The one-bedroom units are priced at AED 1.75M. A 5% buyer-side fee adds AED 87,500, and Dubai Land Department transfer fees at 4% of the purchase price add a further AED 70,000. Administrative and trustee fees add approximately AED 4,000 to AED 5,000. Total all-in acquisition cost for a Rabdan Gardens one-bedroom therefore sits at approximately AED 1.91M to AED 1.92M. For a two-bedroom at AED 2.71M, the 4% DLD fee adds AED 108,400 and the 5% buyer-side fee adds AED 135,500, putting all-in cost above AED 2.95M. Confirm directly with the developer whether the payment plan includes any DLD fee absorption, as several competing Jumeirah Gardens launches have offered partial fee waivers at launch to close the effective cost gap.

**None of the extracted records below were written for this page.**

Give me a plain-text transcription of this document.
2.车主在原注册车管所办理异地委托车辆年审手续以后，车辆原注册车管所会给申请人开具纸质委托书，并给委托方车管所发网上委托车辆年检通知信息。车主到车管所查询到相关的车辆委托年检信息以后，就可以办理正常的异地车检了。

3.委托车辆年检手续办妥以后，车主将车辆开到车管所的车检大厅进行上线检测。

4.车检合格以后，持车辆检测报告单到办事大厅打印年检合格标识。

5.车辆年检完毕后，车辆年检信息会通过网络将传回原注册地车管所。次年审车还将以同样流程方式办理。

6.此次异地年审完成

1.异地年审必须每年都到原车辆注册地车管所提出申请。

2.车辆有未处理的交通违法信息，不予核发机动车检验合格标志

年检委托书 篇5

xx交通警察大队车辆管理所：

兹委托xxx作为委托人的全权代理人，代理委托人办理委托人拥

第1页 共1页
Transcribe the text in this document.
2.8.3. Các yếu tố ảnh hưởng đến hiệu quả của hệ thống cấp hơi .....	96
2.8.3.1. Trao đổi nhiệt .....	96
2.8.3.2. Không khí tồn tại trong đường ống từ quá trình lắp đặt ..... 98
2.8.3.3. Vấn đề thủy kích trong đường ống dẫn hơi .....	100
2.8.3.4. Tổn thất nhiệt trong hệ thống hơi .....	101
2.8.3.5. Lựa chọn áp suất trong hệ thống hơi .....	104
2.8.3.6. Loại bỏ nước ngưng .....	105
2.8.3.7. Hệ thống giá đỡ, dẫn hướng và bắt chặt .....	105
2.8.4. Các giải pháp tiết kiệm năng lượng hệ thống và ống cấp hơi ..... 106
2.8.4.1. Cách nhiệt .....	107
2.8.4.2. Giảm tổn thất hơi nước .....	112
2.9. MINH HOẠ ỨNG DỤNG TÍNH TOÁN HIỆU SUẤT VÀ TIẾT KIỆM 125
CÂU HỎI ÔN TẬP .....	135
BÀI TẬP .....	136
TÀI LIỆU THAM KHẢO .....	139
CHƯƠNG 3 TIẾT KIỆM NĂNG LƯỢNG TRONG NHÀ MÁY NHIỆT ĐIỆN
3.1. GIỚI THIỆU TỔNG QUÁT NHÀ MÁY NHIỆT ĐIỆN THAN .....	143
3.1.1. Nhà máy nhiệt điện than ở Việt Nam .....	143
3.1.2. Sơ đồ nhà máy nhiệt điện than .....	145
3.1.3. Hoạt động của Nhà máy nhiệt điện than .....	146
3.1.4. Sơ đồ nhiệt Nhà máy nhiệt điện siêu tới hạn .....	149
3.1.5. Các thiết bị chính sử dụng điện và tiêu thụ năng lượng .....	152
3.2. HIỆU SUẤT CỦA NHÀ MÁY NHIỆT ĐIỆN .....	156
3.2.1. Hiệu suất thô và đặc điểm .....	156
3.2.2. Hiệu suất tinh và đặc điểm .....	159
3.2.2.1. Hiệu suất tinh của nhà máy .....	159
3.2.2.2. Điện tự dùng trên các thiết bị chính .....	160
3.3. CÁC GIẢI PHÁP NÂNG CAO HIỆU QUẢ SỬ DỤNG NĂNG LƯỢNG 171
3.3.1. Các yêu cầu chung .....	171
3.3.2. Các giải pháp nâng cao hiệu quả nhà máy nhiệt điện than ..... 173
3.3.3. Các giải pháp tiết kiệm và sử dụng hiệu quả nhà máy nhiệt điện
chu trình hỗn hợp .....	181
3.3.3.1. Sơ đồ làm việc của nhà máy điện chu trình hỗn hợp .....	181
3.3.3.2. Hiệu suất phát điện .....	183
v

Rabdan Gardens operates in the AED 24,765 to AED 25,122 per sqm range across both unit types. Competing launches in the district — including [Amber By Enso](/projects/amber-by-enso), [The Grandala](/projects/the-grandala), [Olivia Gardens Residence](/projects/olivia-gardens-residence), and [Gharbi 2 Residences](/projects/gharbi-2-residences) — must be evaluated on the same per-sqm basis rather than headline price alone. A smaller unit at a lower headline price can carry a higher per-sqm cost and worse exit liquidity. Floor-plate efficiency, build quality, service charge estimates, and developer delivery record should all weight your comparison alongside per-sqm pricing. If a competing launch offers the same or lower per-sqm cost with a stronger developer history or earlier handover, that project represents better risk-adjusted value for the same geographic exposure.
Q1 2028 is the current stated target. Dubai off-plan delivery timelines are not fixed completion guarantees, and delays of six to twelve months are not uncommon in the market. Key risk factors include construction progress at the time of purchase, whether [Rabdan Real Estate Developments](/developers/rabdan-real-estate-developments) has a demonstrated on-time delivery record on prior projects such as [Rabdan Square](/projects/rabdan-square) or [Rabdan Gates](/projects/rabdan-gates), and whether the project is registered with the Dubai Land Department under Law No. 8 of 2007 with an active RERA-supervised escrow account. Verify project registration and escrow compliance before paying any reservation deposit or instalment. If delivery is materially delayed, buyers retain legal remedies under Dubai's real estate regulatory framework, including formal complaint through the Dubai Land Department or RERA, though enforcement requires active monitoring and documented evidence of breach.